My first experiments with a runny soap finish didn’t impress me – the wood just got wet and a little slimy. But after watching this movie, I’m trying it again. This time I’m going to let the mixed finish sit for 24 hours before applying it to the wood.
This morning I mixed up a runny solution of boiling hot water and soap flakes (1 cup soap flakes and 4 cups of water). And it’s cooling as I type.
By the way, I got my soap flakes from MSO Distributing. They’re made in England without any additives or fragrance. Delivery was prompt. I’ve also ordered a pound of soap flakes from Pure Soap Flakes to give the USA-made flakes a try, even though they are more expensive than the British flakes.
— Christopher Schwarz
12 thoughts on “Soap Soup, the Movie”
I believe the video is showing “Maintenance” not the original finishing process but I could nt translate it.
I believe you have it right with a thicker paste like finish to start.
If you notice in this video, they even do the bottom to make sure the moisture does not warp the top of the table.
I was thinking the same thing. Cleaning and maintenance.
The accounts are mixed. Only one way to settle it. Try it.
Yes, he says maintenance (vedligeholdelse). The cloth is for daily cleaning and the sponge for maintenance which they recommend once a month for the table. As far as I know you use the same mixture for the initial treatment(s) (here done by the manufacturer) as for the subsequent ones. How often you apply it probably depends on a combination of wear and looks. I have heard that some people apply soap finish to their floors once a week because they like how it looks ‘fresh’, when once a month should be plenty in terms of wear.
If you play the audio backwards, you’ll hear a recipe for some delightful lingonberry pancakes.
I had a little trouble (alright a lot) with the interpretation but I’m sure someplace in there it said that you can’t beat the easy cleanup.
I have seen chalk dust added to the mixture for the whitening effect. Also when chalk is heated in water it makes lime, add some “ashes from plants” (potash) to make lye. Danish women would clean with this solution. After many years of scrubbing, the wood took on a white patina.

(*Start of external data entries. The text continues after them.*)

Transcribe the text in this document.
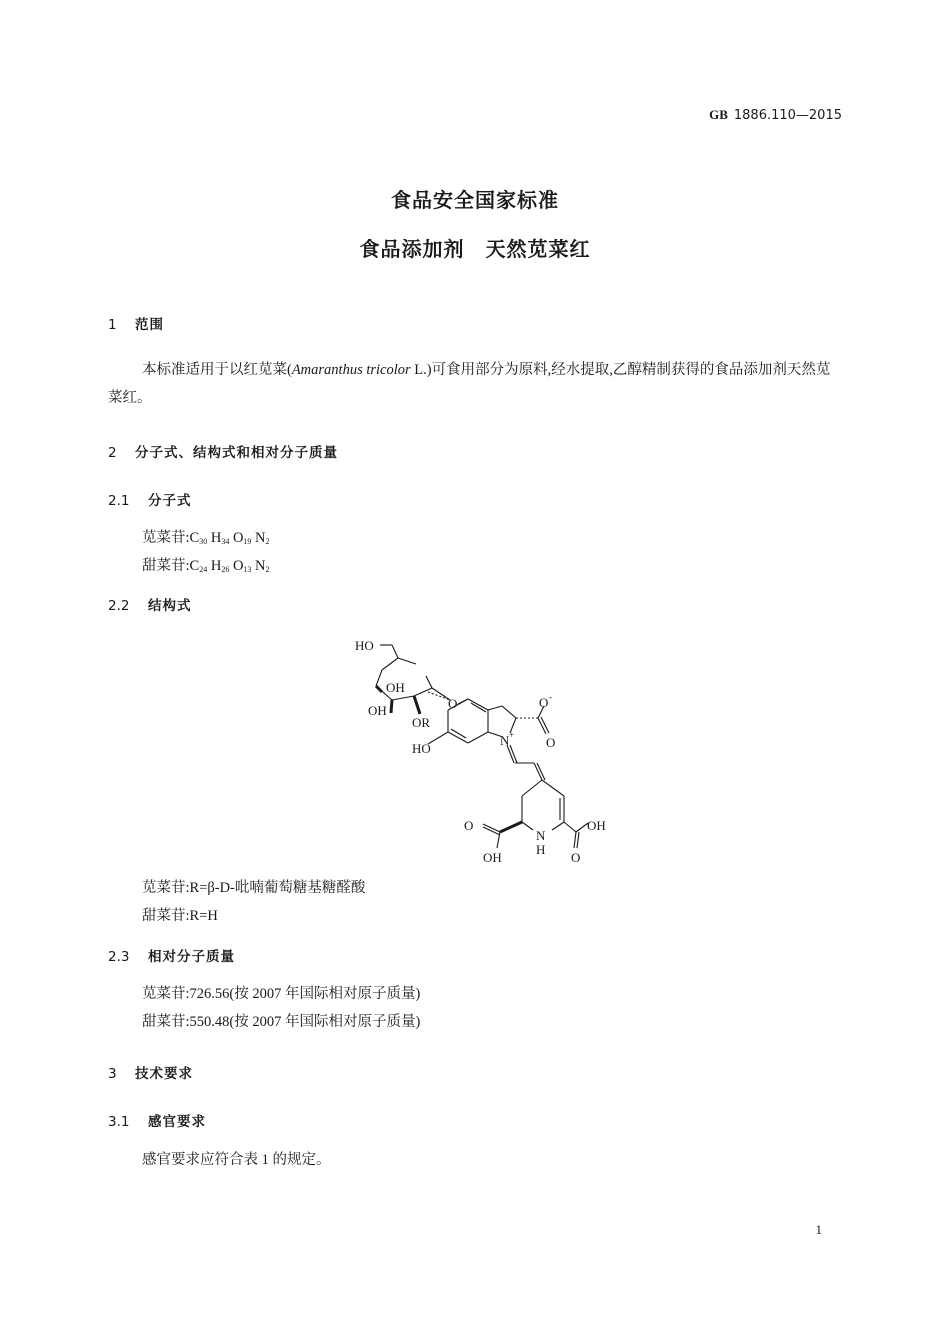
GB 1886.110—2015
食品安全国家标准
食品添加剂　天然苋菜红
1 范围
本标准适用于以红苋菜(Amaranthus tricolor L.)可食用部分为原料,经水提取,乙醇精制获得的食品添加剂天然苋菜红。
2 分子式、结构式和相对分子质量
2.1 分子式
苋菜苷$:C_{30}$ $H_{34}$ $O_{19}$ $N_2$
甜菜苷$:C_{24}$ $H_{26}$ $O_{13}$ $N_2$
2.2 结构式
HO
OH
OH
OR
O
HO
N +
O -
O
O
OH
N
H
OH
O
苋菜苷:R=β-D-吡喃葡萄糖基糖醛酸
甜菜苷:R=H
2.3 相对分子质量
苋菜苷:726.56(按 2007 年国际相对原子质量)
甜菜苷:550.48(按 2007 年国际相对原子质量)
3 技术要求
3.1 感官要求
感官要求应符合表 1 的规定。
1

You may want to talk to Roy Schack about soap finishes. He uses them all the time with great results. http://www.royschack.com
I live in Denmark. We use soap flakes for our floors too. What the guy is showing is for daily cleaning. and at the last he shows is what to do once a month, feed the table on both sides. Don’t ever eat toast from a table with soap on…
Have you tried grating Ivory soap? My understanding is this is the same product in a different form. Definitely less expensive than imported soap flakes.
Sounds like the Swedish Chef on the Muppets !
Herdon Flerdon Hoogin Floogin… 🙂
According to my wife, they say 2tbsp to one liter of boiling water and leave overnight. It is both initial finishing and maintenance. The heavier coat they say to do once a month with a scrubby sponge, or 14 days after the initial finish, and let is sit for a few minutes and soak in-as well as on the underside to avoid warping-and if it is totally absorbed in any area, do it again. If it feels too thick or thin, adjust the consistency. The basic wipe-down with the soap is to be done daily!